Basil Alwan, president of Alcatel-Lucent's IP Division, said: "This technology puts us a generation ahead of today's fastest IP core routers." The new chip, the FP3, also requires half the power per gigabit of throughput of the company's current FP2 100Gbps processor.
Alcatel Lucent is now demonstrating the new processor and says it will be commercially available in mid 2012, initially in a range of new line cards for its 7750 SR series edge routers: 2 port - 100GE, 6 port - 40GE and 20 port 10GE cards.
According to the company, "the FP3 processor is designed to address tomorrow's demand for ultra-high performance public and private IP networks. For example, a single FP3 processor could handle 70,000 simultaneous high definition video streams or 8.4 million simultaneous retail cloud sessions."

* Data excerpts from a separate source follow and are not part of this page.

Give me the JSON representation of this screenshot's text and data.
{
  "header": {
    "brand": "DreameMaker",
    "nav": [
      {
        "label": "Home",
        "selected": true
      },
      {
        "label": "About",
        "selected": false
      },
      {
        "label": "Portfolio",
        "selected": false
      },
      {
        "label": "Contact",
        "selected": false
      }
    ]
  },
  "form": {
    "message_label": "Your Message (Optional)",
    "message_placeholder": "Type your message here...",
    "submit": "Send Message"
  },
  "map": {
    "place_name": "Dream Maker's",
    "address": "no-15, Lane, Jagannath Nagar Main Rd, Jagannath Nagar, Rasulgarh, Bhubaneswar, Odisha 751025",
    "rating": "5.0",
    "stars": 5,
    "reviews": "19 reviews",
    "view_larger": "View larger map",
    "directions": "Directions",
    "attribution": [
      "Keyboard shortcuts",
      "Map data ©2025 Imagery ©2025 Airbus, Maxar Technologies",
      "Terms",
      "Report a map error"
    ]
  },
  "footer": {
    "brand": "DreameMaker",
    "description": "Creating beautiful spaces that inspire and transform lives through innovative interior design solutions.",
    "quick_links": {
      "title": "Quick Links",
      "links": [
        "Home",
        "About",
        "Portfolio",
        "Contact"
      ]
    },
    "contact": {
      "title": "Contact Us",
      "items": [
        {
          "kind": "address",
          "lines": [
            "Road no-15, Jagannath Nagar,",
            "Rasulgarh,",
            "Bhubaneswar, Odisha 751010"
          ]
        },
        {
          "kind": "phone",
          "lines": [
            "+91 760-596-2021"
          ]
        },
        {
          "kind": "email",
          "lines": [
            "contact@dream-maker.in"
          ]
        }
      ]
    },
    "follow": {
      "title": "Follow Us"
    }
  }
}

According to Geof Heydon, digital economy director at Alcatel Lucent Australia, the company has had at least a two year lead on rivals since Alcatel bought startup TiMetra Networks in 2003 (Alwan was TiMetra's president and CEO) which had a 10Gbps processor that became the FP1. (At the time the $US150m paid, in Alcatel stock, was seen as way two high. One venture capitalist was reported saying "What a ridiculous price. I'd like that banker representing TiMetra to be on my team! He can sell ice to Eskimos!")
Post acquisition Alcatel evolved the FP1 to the 100Gbps FP2 in 2007, when rivals had only managed to produce 20Gbps processors Alcatel-Lucent claims. Now, it says rivals are just starting to ship 100Gbps processors.

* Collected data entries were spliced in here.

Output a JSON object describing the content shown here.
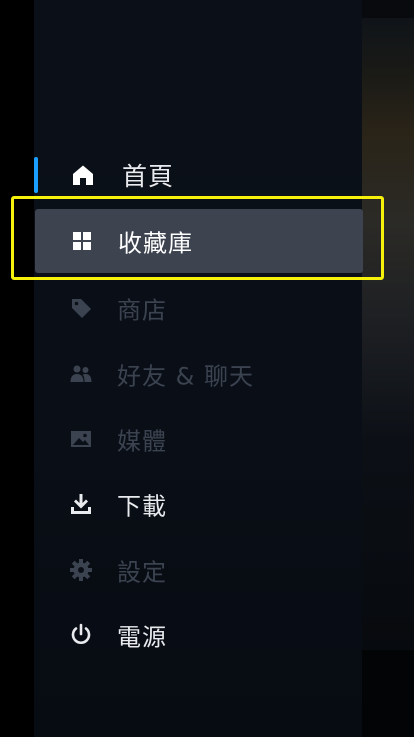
{
  "colors": {
    "active_marker": "#1a9fff",
    "focus_ring": "#f5f10a",
    "selected_bg": "#3d4450",
    "bright_text": "#ffffff",
    "dim_text": "#3b4350"
  },
  "menu": {
    "items": [
      {
        "label": "首頁",
        "icon": "home-icon",
        "state": "current"
      },
      {
        "label": "收藏庫",
        "icon": "grid-icon",
        "state": "focused"
      },
      {
        "label": "商店",
        "icon": "tag-icon",
        "state": "disabled"
      },
      {
        "label": "好友 & 聊天",
        "icon": "friends-icon",
        "state": "disabled"
      },
      {
        "label": "媒體",
        "icon": "image-icon",
        "state": "disabled"
      },
      {
        "label": "下載",
        "icon": "download-icon",
        "state": "enabled"
      },
      {
        "label": "設定",
        "icon": "gear-icon",
        "state": "disabled"
      },
      {
        "label": "電源",
        "icon": "power-icon",
        "state": "enabled"
      }
    ]
  }
}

Heydon said: "We got a major benefit in the market place, and our market share and revenue [in edge routing] grew very rapidly when we first went to 100G way ahead of our competitors, in 2008. Now everybody is starting to get 100G capability'¦And a real advantage for is to do our own R&D and produce our own chipsets."
This all begs the question of whether Alcatel-Lucent has any plans to compete in the high end core router market, dominated by Cisco and Juniper Networks. It has given no indication of such plans, but nor has it said specifically that it has none.